Remark 1. As in, e.g., Willmot and Woo (2007), we consider the class of mixed Erlang dfs (1) rather than the more general class of combinations of Erlangs where some $\zeta_{k}$ 's are possibly negative. For the latter class, additional constraints on $\left\{\zeta_{k}\right\}_{k=1}^{l}$ exist to ensure that the right-hand side of (1) is a non-decreasing function in $x$. This presents additional challenges in the subsequent moment-matching application, challenges which do not arise in the mixed Erlang case.

It is well known that the $j$-th moment of $W$ is given by $E\left[W^{j}\right]=\beta^{-j} \sum_{k=1}^{\infty} \zeta_{k}\left\{\prod_{i=0}^{j-1}(k+i)\right\}$. Of particular importance in actuarial science and quantitative risk management (see, e.g., McNeil, Frey, and Embrechts 2005 and references therein) are the VaR and TVaR risk measures. For the mixed Erlang rv $W$, there is in general no closed form expression for $\operatorname{VaR}_{\mathrm{k}}(W)=\inf \left\{x \in \mathbb{R}: F_{W}(x) \geq \kappa\right\}$ where $0 \leq \kappa<1$, but its value can be obtained using a routine numerical procedure. As for its TVaR, S. C. Lee and Lin (2010) showed that

$$\begin{aligned} & \operatorname{TVaR}_{\mathrm{\kappa}}(W) \equiv \frac{1}{1-\kappa} \int_{\kappa}^{1} \operatorname{VaR}_{u}(W) d u \\ = & \frac{1}{1-\kappa} \sum_{k=1}^{\infty} \zeta_{k} \frac{k}{\beta} \bar{H}\left(\operatorname{VaR}_{\kappa}(W) ; k+1, \beta\right) . \end{aligned}\tag{3}$$

Another quantity of interest is the stop-loss premium defined as $\pi_{W}(b)=E\left[(W-b)_{+}\right]$with $(x)_{+}=\max \{x, 0\}$. For the mixed Erlang df (1), we have

$$\begin{gathered} \pi_{W}(b)=\frac{1}{1-\kappa} \sum_{k=1}^{\infty} \zeta_{k}\left(\frac{k}{\beta} \bar{H}(b ; k+1, \beta)-b \bar{H}(b ; k, \beta)\right), \\ b \geq 0 \end{gathered}$$

(see also Willmot and Woo (2007, Eq. 3.6) for the higher-order stop-loss moments). Tijms (1994) showed that this class of distributions can approximate any continuous positive distribution with an arbitrary level of accuracy. For completeness, the theoretical foundation of this result is given next.

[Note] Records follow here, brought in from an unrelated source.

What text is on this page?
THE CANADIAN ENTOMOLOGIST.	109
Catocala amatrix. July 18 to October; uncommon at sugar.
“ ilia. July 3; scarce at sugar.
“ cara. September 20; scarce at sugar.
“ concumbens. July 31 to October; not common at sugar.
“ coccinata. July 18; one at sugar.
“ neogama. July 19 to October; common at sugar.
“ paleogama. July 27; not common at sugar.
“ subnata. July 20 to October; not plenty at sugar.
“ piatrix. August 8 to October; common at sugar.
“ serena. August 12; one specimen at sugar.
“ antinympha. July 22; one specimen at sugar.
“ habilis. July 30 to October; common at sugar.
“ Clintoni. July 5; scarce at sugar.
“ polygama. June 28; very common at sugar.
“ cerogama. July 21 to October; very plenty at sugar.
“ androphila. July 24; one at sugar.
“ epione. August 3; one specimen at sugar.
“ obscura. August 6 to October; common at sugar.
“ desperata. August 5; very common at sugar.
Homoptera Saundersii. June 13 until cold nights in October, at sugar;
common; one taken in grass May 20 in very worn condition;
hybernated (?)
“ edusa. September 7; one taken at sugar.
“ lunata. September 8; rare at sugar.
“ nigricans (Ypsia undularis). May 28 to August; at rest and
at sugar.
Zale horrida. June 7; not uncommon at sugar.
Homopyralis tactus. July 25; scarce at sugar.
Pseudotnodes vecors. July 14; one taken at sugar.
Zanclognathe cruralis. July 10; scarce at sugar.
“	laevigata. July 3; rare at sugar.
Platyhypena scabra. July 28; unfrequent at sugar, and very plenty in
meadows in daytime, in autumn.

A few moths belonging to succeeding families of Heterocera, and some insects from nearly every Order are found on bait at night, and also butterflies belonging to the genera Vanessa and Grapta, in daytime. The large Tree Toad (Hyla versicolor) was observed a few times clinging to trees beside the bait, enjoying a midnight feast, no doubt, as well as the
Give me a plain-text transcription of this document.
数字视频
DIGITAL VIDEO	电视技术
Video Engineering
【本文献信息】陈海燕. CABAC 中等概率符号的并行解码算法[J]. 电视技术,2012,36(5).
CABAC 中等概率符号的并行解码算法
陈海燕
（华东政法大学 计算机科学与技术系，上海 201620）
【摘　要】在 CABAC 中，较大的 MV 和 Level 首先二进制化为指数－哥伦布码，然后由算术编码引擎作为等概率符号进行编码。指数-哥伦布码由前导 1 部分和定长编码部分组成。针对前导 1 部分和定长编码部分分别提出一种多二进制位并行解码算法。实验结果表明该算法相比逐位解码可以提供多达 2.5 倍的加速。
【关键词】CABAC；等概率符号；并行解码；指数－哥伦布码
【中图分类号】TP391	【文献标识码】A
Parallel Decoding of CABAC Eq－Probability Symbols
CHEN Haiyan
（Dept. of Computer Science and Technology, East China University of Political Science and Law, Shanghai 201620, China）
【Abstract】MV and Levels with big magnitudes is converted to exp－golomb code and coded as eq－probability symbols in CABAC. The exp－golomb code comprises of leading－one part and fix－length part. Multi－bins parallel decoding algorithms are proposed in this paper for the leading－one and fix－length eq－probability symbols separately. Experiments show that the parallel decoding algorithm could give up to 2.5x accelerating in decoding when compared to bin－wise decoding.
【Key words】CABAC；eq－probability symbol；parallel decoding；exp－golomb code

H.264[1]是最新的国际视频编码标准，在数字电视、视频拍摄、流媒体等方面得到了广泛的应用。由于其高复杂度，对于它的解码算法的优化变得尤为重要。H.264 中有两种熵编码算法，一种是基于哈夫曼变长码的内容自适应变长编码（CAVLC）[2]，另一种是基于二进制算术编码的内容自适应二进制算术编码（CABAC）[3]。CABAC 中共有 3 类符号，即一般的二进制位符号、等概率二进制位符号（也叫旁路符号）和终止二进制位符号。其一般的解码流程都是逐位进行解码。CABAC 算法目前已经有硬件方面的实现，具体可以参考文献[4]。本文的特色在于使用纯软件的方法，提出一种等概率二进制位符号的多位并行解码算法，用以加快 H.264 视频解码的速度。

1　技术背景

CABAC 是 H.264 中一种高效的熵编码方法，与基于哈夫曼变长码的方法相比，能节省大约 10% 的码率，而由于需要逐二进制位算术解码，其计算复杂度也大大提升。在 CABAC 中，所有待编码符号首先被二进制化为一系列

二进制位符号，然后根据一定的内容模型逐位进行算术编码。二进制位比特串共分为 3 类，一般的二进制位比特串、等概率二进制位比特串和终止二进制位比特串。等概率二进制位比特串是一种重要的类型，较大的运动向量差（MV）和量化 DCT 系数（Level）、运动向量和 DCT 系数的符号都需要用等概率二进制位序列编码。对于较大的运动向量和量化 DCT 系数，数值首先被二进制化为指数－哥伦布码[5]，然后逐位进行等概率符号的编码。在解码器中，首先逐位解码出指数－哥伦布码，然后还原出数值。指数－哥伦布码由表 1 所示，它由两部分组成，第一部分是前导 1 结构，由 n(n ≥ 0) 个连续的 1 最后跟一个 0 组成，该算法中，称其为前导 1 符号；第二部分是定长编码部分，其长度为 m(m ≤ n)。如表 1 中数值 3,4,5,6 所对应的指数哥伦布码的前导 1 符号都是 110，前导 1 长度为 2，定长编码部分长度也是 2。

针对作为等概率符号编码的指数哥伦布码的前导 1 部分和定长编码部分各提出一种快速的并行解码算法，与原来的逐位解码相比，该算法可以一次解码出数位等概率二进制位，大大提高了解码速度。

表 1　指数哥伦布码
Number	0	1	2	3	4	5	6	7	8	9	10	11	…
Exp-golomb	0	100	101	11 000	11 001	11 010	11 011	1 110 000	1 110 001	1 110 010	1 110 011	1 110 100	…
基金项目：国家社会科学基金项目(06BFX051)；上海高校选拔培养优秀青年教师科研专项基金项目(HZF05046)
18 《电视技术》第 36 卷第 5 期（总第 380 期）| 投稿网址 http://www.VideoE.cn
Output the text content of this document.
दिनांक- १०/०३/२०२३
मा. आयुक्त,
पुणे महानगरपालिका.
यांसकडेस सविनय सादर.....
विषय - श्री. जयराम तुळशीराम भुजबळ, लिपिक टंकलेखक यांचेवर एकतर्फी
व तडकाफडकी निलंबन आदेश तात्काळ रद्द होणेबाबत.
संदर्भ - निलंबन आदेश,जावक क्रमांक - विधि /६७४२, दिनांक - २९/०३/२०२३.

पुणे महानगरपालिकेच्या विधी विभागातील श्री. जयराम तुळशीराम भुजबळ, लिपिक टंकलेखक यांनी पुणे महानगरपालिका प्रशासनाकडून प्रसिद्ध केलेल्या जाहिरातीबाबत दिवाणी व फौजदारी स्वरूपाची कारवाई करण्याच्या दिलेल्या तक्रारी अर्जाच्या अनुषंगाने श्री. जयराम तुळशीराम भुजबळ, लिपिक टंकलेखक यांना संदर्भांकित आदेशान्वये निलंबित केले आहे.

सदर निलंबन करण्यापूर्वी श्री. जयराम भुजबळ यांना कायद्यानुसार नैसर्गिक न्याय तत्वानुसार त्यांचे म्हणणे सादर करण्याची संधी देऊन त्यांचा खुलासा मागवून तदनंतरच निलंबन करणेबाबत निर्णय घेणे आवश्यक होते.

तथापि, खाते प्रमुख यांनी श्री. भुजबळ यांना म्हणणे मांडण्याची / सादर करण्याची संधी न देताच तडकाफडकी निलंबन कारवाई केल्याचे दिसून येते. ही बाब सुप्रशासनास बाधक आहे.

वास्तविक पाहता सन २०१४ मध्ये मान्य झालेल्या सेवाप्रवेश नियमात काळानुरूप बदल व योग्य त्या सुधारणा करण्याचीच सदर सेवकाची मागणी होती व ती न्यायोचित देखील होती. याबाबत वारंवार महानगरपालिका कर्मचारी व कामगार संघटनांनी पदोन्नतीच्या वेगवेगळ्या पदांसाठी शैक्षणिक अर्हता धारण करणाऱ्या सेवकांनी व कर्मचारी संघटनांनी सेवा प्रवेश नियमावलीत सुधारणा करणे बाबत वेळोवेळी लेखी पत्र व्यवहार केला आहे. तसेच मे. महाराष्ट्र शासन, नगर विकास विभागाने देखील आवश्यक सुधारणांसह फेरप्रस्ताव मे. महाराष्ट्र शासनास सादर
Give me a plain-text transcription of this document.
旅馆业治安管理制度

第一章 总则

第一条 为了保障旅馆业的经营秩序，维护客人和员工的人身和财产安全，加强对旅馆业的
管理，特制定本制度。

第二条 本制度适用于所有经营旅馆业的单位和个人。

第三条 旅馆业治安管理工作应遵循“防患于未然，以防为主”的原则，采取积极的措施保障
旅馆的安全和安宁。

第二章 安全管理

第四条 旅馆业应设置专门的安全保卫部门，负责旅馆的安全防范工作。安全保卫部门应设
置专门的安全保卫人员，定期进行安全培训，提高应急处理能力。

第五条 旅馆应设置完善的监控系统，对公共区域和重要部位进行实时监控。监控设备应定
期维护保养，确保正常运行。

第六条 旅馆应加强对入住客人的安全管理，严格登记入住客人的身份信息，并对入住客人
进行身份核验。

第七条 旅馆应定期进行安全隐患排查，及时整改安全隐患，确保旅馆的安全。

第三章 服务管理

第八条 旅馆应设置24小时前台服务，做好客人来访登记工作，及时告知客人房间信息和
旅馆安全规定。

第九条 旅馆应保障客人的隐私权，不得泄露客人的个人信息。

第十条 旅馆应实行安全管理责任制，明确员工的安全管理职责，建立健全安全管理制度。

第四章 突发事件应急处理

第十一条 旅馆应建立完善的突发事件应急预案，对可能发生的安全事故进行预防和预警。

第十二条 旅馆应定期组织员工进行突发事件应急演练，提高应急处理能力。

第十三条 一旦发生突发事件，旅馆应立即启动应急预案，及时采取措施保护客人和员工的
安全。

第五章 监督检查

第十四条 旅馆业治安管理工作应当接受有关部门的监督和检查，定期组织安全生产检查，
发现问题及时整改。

Theorem 2. (Tijms 1994, Theorem 3.9.1). Let F be the df of a positive rv. For any given $h>0$, define

$$F_{h}(x)=\sum_{k=1}^{\infty}(F(k h)-F((k-1) h)) H\left(x ; k, \frac{1}{h}\right) .\tag{4}$$

Then, $\lim _{h \rightarrow 0} F_{h}(x)=F(x)$ for any continuity point $x$ of $F$.
Note that $F_{h}$ in (4) is a mixed Erlang df of the form (1) with $\zeta_{k}=(F(k h)-F((k-1) h))(k=1,2, \ldots)$ and rate parameter $\beta=1 / \mathrm{h}$.

Several approximation methods motivated by Tijms’ theorem were proposed over the years (see Section 1 for more details). In general, these moment-based approximations propose to work with a specific subclass of all finite and infinite mixed Erlang distributions. Among them, we recall the method of Johnson and Taaffe (1989), who will be used later for comparative purposes.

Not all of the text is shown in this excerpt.